Patients with NSCLC entered in the trial were stratified according to three levels of MET amplification (as determined by MET/CEP7 ratio) on fluorescence in situ hybridization (FISH) testing (low, intermediate, and high) in this phase I study. Notably, these patients were not selected by EGFR status, nor was an EGFR inhibitor involved in the trial.

At the time of the ASCO Annual Meeting, 14 patients were accrued to the NSCLC cohort (2 categorized as low-MET, 6 intermediate-MET, and 6 high-MET), mostly patients with adenocarcinoma. Overall duration of treatment was longer in those with higher levels of MET expression. Interestingly, 86% of those with MET amplification (any level) had a history of smoking in this study.
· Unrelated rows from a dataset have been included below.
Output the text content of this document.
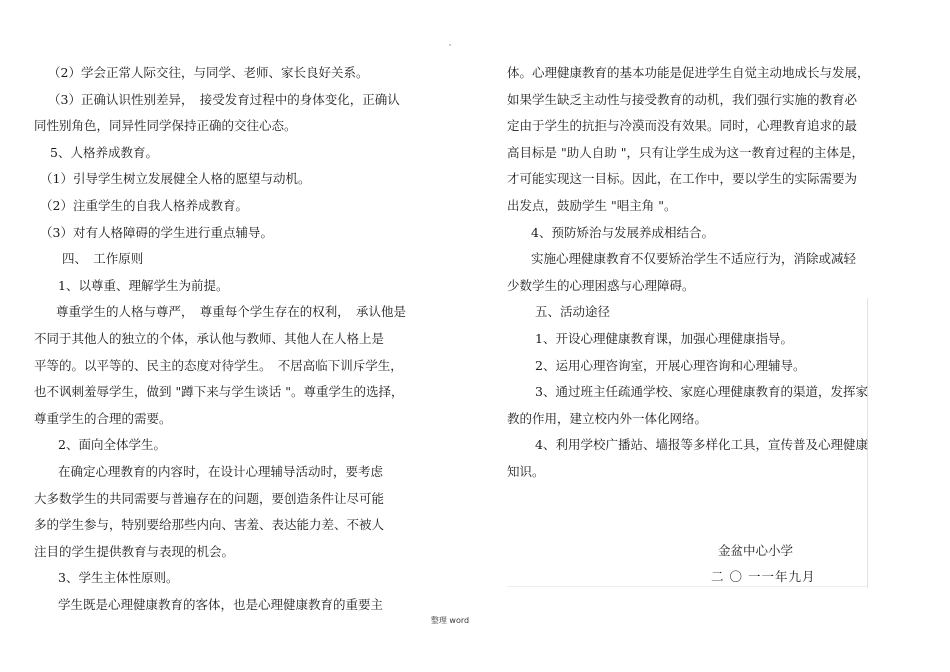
（2）学会正常人际交往，与同学、老师、家长良好关系。
（3）正确认识性别差异，　接受发育过程中的身体变化，正确认
同性别角色，同异性同学保持正确的交往心态。
5、人格养成教育。
（1）引导学生树立发展健全人格的愿望与动机。
（2）注重学生的自我人格养成教育。
（3）对有人格障碍的学生进行重点辅导。
四、　工作原则
1、以尊重、理解学生为前提。
尊重学生的人格与尊严，　尊重每个学生存在的权利，　承认他是
不同于其他人的独立的个体，承认他与教师、其他人在人格上是
平等的。以平等的、民主的态度对待学生。　不居高临下训斥学生，
也不讽刺羞辱学生，做到 "蹲下来与学生谈话 "。尊重学生的选择，
尊重学生的合理的需要。
2、面向全体学生。
在确定心理教育的内容时，在设计心理辅导活动时，要考虑
大多数学生的共同需要与普遍存在的问题，要创造条件让尽可能
多的学生参与，特别要给那些内向、害羞、表达能力差、不被人
注目的学生提供教育与表现的机会。
3、学生主体性原则。
学生既是心理健康教育的客体，也是心理健康教育的重要主
体。心理健康教育的基本功能是促进学生自觉主动地成长与发展，
如果学生缺乏主动性与接受教育的动机，我们强行实施的教育必
定由于学生的抗拒与冷漠而没有效果。同时，心理教育追求的最
高目标是 "助人自助 "，只有让学生成为这一教育过程的主体是，
才可能实现这一目标。因此，在工作中，要以学生的实际需要为
出发点，鼓励学生 "唱主角 "。
4、预防矫治与发展养成相结合。
实施心理健康教育不仅要矫治学生不适应行为，消除或减轻
少数学生的心理困惑与心理障碍。
五、活动途径
1、开设心理健康教育课，加强心理健康指导。
2、运用心理咨询室，开展心理咨询和心理辅导。
3、通过班主任疏通学校、家庭心理健康教育的渠道，发挥家
教的作用，建立校内外一体化网络。
4、利用学校广播站、墙报等多样化工具，宣传普及心理健康
知识。
金盆中心小学
二 〇 一一年九月
整理 word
Treatment-related adverse events were similar in the three groups according to MET amplification. Results suggested improved efficacy as the MET amplification ratio increased: in the intermediate-MET group, four patients had stable disease and one had a partial response, and in the high-MET group, three had a partial response and one had a complete response. Objective partial response rates were 0%, 17%, and 67% in the low-, intermediate-, and high-MET groups, respectively. “These responses [in the intermediate- and high-MET groups] were persistent,” Dr. Camidge said.

“Our results suggest that MET-amplified disease may represent a novel targetable subtype of NSCLC, notably present among those with smoking activity,” he concluded. “These findings warrant further study of crizotinib in MET-amplified advanced NSCLC.” The optimal methods, optimal biomarker, and meaningful thresholds of MET expression remain to be defined, he added. ■

Disclosure: Dr. Spigel is a consultant or advisor for Genentech. Dr. Camidge is a consultant or advisor for and has received research funding from Pfizer.


1. Spigel DR, Edelman MJ, O’Byrne K, et al: Onartuzumab plus erlotinib versus erlotinib in previously treated stage IIIb or IV NSCLC: Results from the pivotal phase III randomized, multicenter, placebo-controlled METLung (OAM4971g) global trial. ASCO Annual Meeting. Abstract 8000. Presented June 2, 2014.

2. Camidge DR, Ou SI, Shapiro G, et al: Efficacy and safety of crizotinib in patients with advanced C-MET amplified non-small cell lung cancer (NSCLC). ASCO Annual Meeting. Abstract 8001. Presented June 2, 2014.